# Implementing Batch Gradient Descent with early stopping for Softmax Regression
__Author__ : Mohammad Rouintan , 400222042

__Course__ : Undergraduate Machine Learning Course

In [1]:
import numpy as np
import pandas as pd
import matplotlib.pyplot as plt
import seaborn as sns

## Problem
Implement batch gradient descent with early stopping for softmax regression from scratch. Use it on a classification task on the Penguins dataset

### Softmax Regression
The Logistic Regression model can be generalized to support multiple classes directly, without having to train and combine multiple binary classifiers.

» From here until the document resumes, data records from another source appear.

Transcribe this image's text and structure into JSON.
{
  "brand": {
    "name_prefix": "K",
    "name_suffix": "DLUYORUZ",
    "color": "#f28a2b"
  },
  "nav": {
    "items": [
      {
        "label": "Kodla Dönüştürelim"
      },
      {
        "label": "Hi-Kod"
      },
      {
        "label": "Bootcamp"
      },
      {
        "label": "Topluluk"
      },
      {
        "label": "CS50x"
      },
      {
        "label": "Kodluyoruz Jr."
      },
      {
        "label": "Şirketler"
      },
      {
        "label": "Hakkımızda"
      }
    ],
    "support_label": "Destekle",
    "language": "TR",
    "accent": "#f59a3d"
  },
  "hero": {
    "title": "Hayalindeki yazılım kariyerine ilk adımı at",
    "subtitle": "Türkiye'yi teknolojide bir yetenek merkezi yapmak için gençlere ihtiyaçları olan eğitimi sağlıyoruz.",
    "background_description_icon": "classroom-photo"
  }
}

This is called $Softmax Regression$, or $Multinomial Logistic Regression$.

The idea is quite simple: when given an instance $x$, the Softmax Regression model first computes a score $S_{k}(x)$ for each class $k$, then estimates the probability of each class by applying the softmax function (also called the normalized exponential) to the scores. The equation to compute $S_{k}(x)$ should look familiar, as it is just like the equation for Linear Regression prediction.

#### Softmax score for class k
$$
\begin{align}
S_{k}(x) &= (\theta^{(k)})^{T}x \tag{1}
\end{align}
$$

Note that each class has its own dedicated parameter vector $\theta^{(k)}$.All these vectors are typically stored as rows in a parameter matrix $\Theta$.

Once you have computed the score of every class for the instance $x$, you can estimate the probability $\hat{p}_{k}$ that the instance belongs to class $k$ by running the scores through the softmax function: it computes the exponential of every score, then normalizes them (dividing by the sum of all the exponentials).

#### Softmax function
$$
\begin{align}
\hat{p}_{k} &= \sigma(s(x))_{k} = \frac{e^{S_{k}(x)}}{\sum\limits_{j = 1}^{K} e^{S_{j}(x)}} \tag{2}
\end{align}
$$

1. $K$ is the number of classes.
2. $s(x)$ is a vector containing the scores of each class for instance $x$.
3. $\sigma(s(x))_{k}$ is the estimated probability that the instance $x$ belongs to class $k$ given the scores of each class for that instance.

Just like the Logistic Regression classifier, the Softmax Regression classifier predicts the class with the highest estimated probability (which is simply the class with the highest score)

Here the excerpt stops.